In ergative languages, absolutive case can be coordinated. Eg: in English “Alice saw Bob and returned” it means Alice returned, but in Dyirbal it means Bob returned, because both “Bob returned” and “Alice saw Bob” are in absolutive case. If you want to say “Alice saw Bob and (Alice) returned”, you can use the antipassive construction.
The applicative construction (also called dative movement in English) is when a PP gets promoted to direct object position, eg: “I baked a cake for Kim” -> “I baked Kim a cake”. Some languages allow this for a wider range of PPs (like instrumental PPs which isn’t allowed in English), some languages like French doesn’t have this at all.
The causative construction is formed with “made / let / have / cause” in English, eg: “we made the students leave”. Similar constructions exist in a lot of languages. In French, we get a serial verb “Nous avons fait lire le livre à Jean” instead of an embedded clause; in Korean there is a causative morphological marker that increases the valency of the verb.
Ch8: Wh- constructions: questions and relative clauses
In English, questions are asked by wh-fronting: putting a “wh” word like “who / where / when” and adding a dependency to the gap, and there can’t be anything else that fills the gap. Other languages (Chinese and Japanese) use wh-in-situ where the question word stays in place and does not move to the front. French allows both wh-fronting and wh-in-situ. When there are multiple question words, in English only one of them can be fronted, but Serbo-Croatian allows multiple fronting.
A similar construction is the relative clause, eg: “the teacher scolded the students who didn’t do the homework“. This restricts the students to a subset that the speaker wants to talk about. It’s similar to wh-fronting because there’s also a gap position. Most languages have relative clauses, although Piraha is claimed to lack them. In Japanese, there is no relative clause marker, it just comes before the main clause. In Bambara, the relative clause is not embedded, but an adjunct, so the main clause is valid as a standalone sentence.
There is a cross-lingual accessibility hierarchy for relative clause formation: subject > direct object > object of adposition > possessor > object of comparison. In English, pretty much anything can be relativized (although the last is marginally valid), but in Tagalog, only subjects can be relativized.
Focusing is another construction that has a gap, eg: “beans I like, but spinach I can’t stand”. Typically moving something to the front makes it more important, but in Hungarian, focusing brings it to the position right before the verb.
Ch9: Asking questions about syntax
(List of 13 questions to answer when describing the syntax of a new language, and a sketch grammar of Welsh).

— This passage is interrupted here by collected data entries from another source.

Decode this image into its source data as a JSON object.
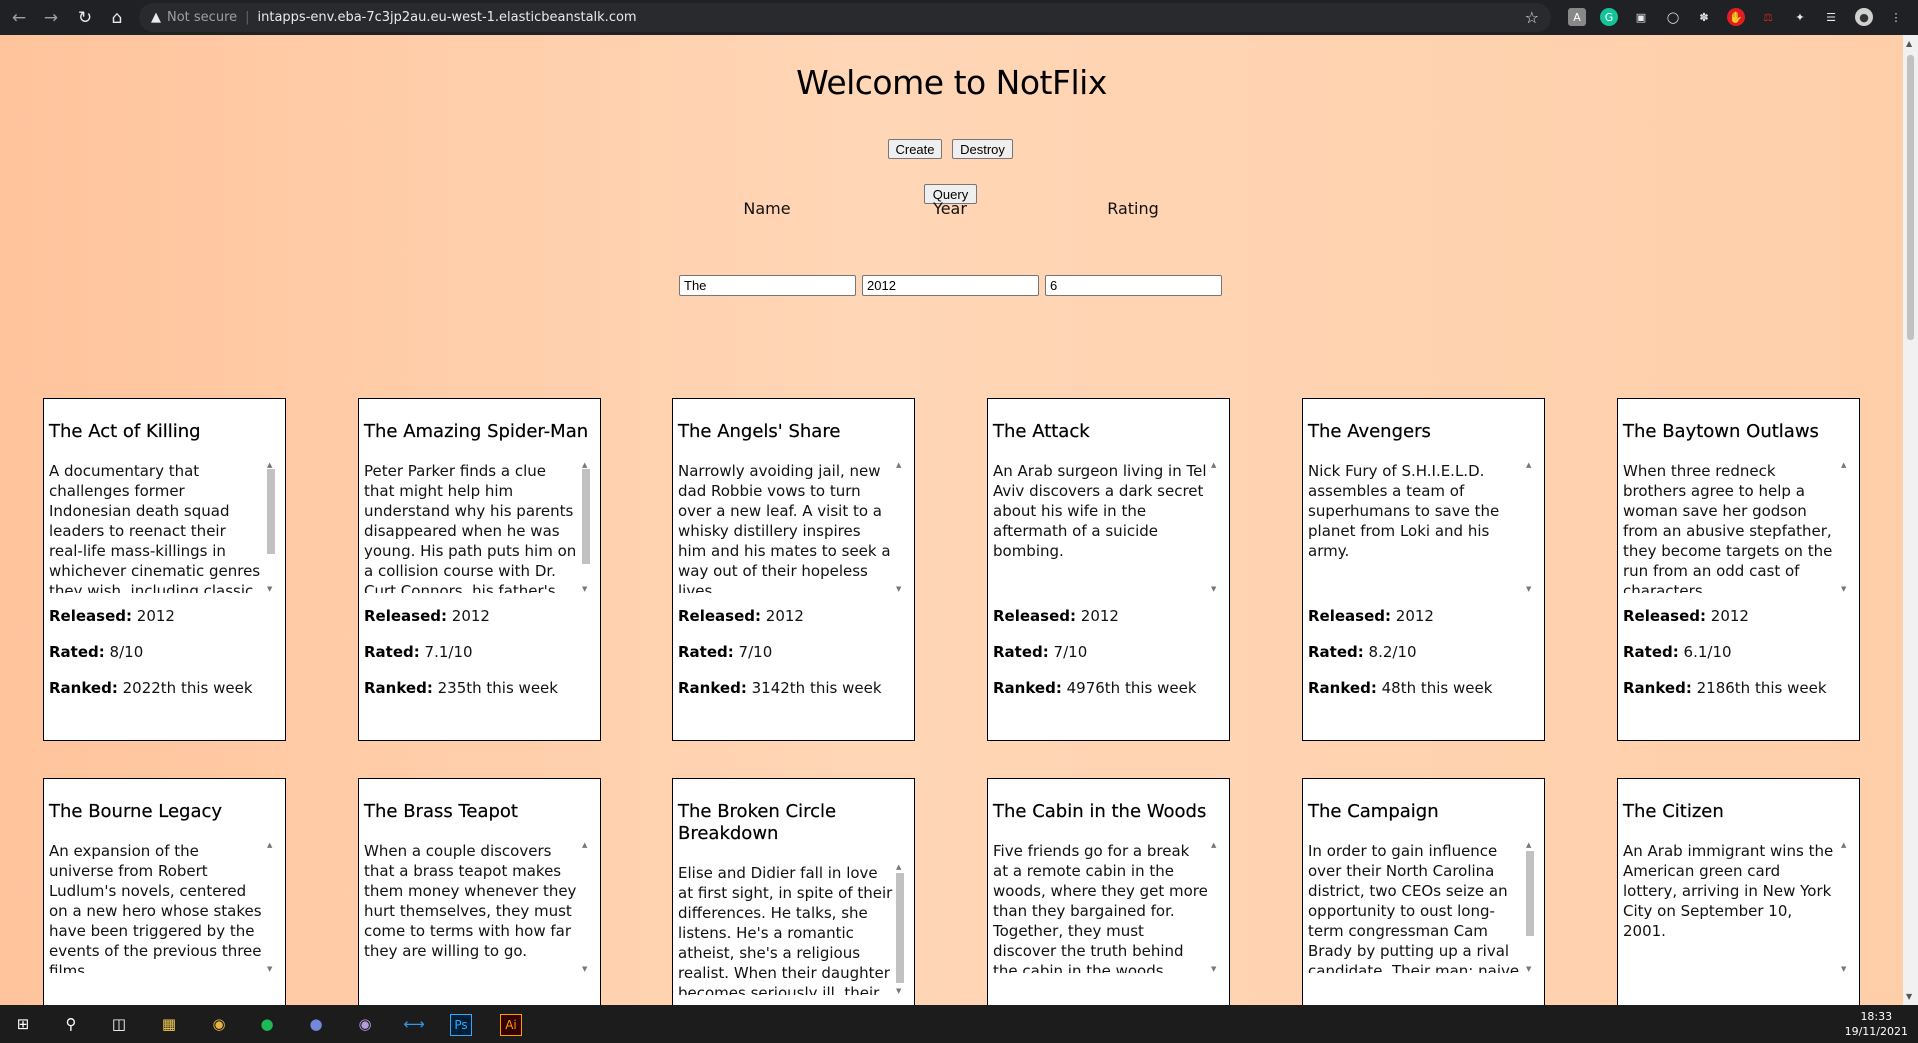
{
  "browser": {
    "security_label": "Not secure",
    "url": "intapps-env.eba-7c3jp2au.eu-west-1.elasticbeanstalk.com"
  },
  "page": {
    "title": "Welcome to NotFlix",
    "buttons": {
      "create": "Create",
      "destroy": "Destroy",
      "query": "Query"
    },
    "fields": {
      "name_label": "Name",
      "year_label": "Year",
      "rating_label": "Rating",
      "name_value": "The",
      "year_value": "2012",
      "rating_value": "6"
    }
  },
  "labels": {
    "released": "Released:",
    "rated": "Rated:",
    "ranked": "Ranked:"
  },
  "movies": [
    {
      "title": "The Act of Killing",
      "desc": "A documentary that challenges former Indonesian death squad leaders to reenact their real-life mass-killings in whichever cinematic genres they wish, including classic",
      "released": "2012",
      "rated": "8/10",
      "ranked": "2022th this week"
    },
    {
      "title": "The Amazing Spider-Man",
      "desc": "Peter Parker finds a clue that might help him understand why his parents disappeared when he was young. His path puts him on a collision course with Dr. Curt Connors, his father's",
      "released": "2012",
      "rated": "7.1/10",
      "ranked": "235th this week"
    },
    {
      "title": "The Angels' Share",
      "desc": "Narrowly avoiding jail, new dad Robbie vows to turn over a new leaf. A visit to a whisky distillery inspires him and his mates to seek a way out of their hopeless lives.",
      "released": "2012",
      "rated": "7/10",
      "ranked": "3142th this week"
    },
    {
      "title": "The Attack",
      "desc": "An Arab surgeon living in Tel Aviv discovers a dark secret about his wife in the aftermath of a suicide bombing.",
      "released": "2012",
      "rated": "7/10",
      "ranked": "4976th this week"
    },
    {
      "title": "The Avengers",
      "desc": "Nick Fury of S.H.I.E.L.D. assembles a team of superhumans to save the planet from Loki and his army.",
      "released": "2012",
      "rated": "8.2/10",
      "ranked": "48th this week"
    },
    {
      "title": "The Baytown Outlaws",
      "desc": "When three redneck brothers agree to help a woman save her godson from an abusive stepfather, they become targets on the run from an odd cast of characters.",
      "released": "2012",
      "rated": "6.1/10",
      "ranked": "2186th this week"
    },
    {
      "title": "The Bourne Legacy",
      "desc": "An expansion of the universe from Robert Ludlum's novels, centered on a new hero whose stakes have been triggered by the events of the previous three films."
    },
    {
      "title": "The Brass Teapot",
      "desc": "When a couple discovers that a brass teapot makes them money whenever they hurt themselves, they must come to terms with how far they are willing to go."
    },
    {
      "title": "The Broken Circle Breakdown",
      "desc": "Elise and Didier fall in love at first sight, in spite of their differences. He talks, she listens. He's a romantic atheist, she's a religious realist. When their daughter becomes seriously ill, their"
    },
    {
      "title": "The Cabin in the Woods",
      "desc": "Five friends go for a break at a remote cabin in the woods, where they get more than they bargained for. Together, they must discover the truth behind the cabin in the woods."
    },
    {
      "title": "The Campaign",
      "desc": "In order to gain influence over their North Carolina district, two CEOs seize an opportunity to oust long-term congressman Cam Brady by putting up a rival candidate. Their man: naive"
    },
    {
      "title": "The Citizen",
      "desc": "An Arab immigrant wins the American green card lottery, arriving in New York City on September 10, 2001."
    }
  ],
  "taskbar": {
    "time": "18:33",
    "date": "19/11/2021"
  }
}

Adults have harder time learning new languages than children, and are better at learning languages that are typologically similar to their own. Are all languages equally complex? Large, global languages tend to be simpler than small, isolated languages, but children pick up any language at roughly the same rate. Although there is a lot of diversity among languages, there are also a lot of common structures that even shared by language isolates.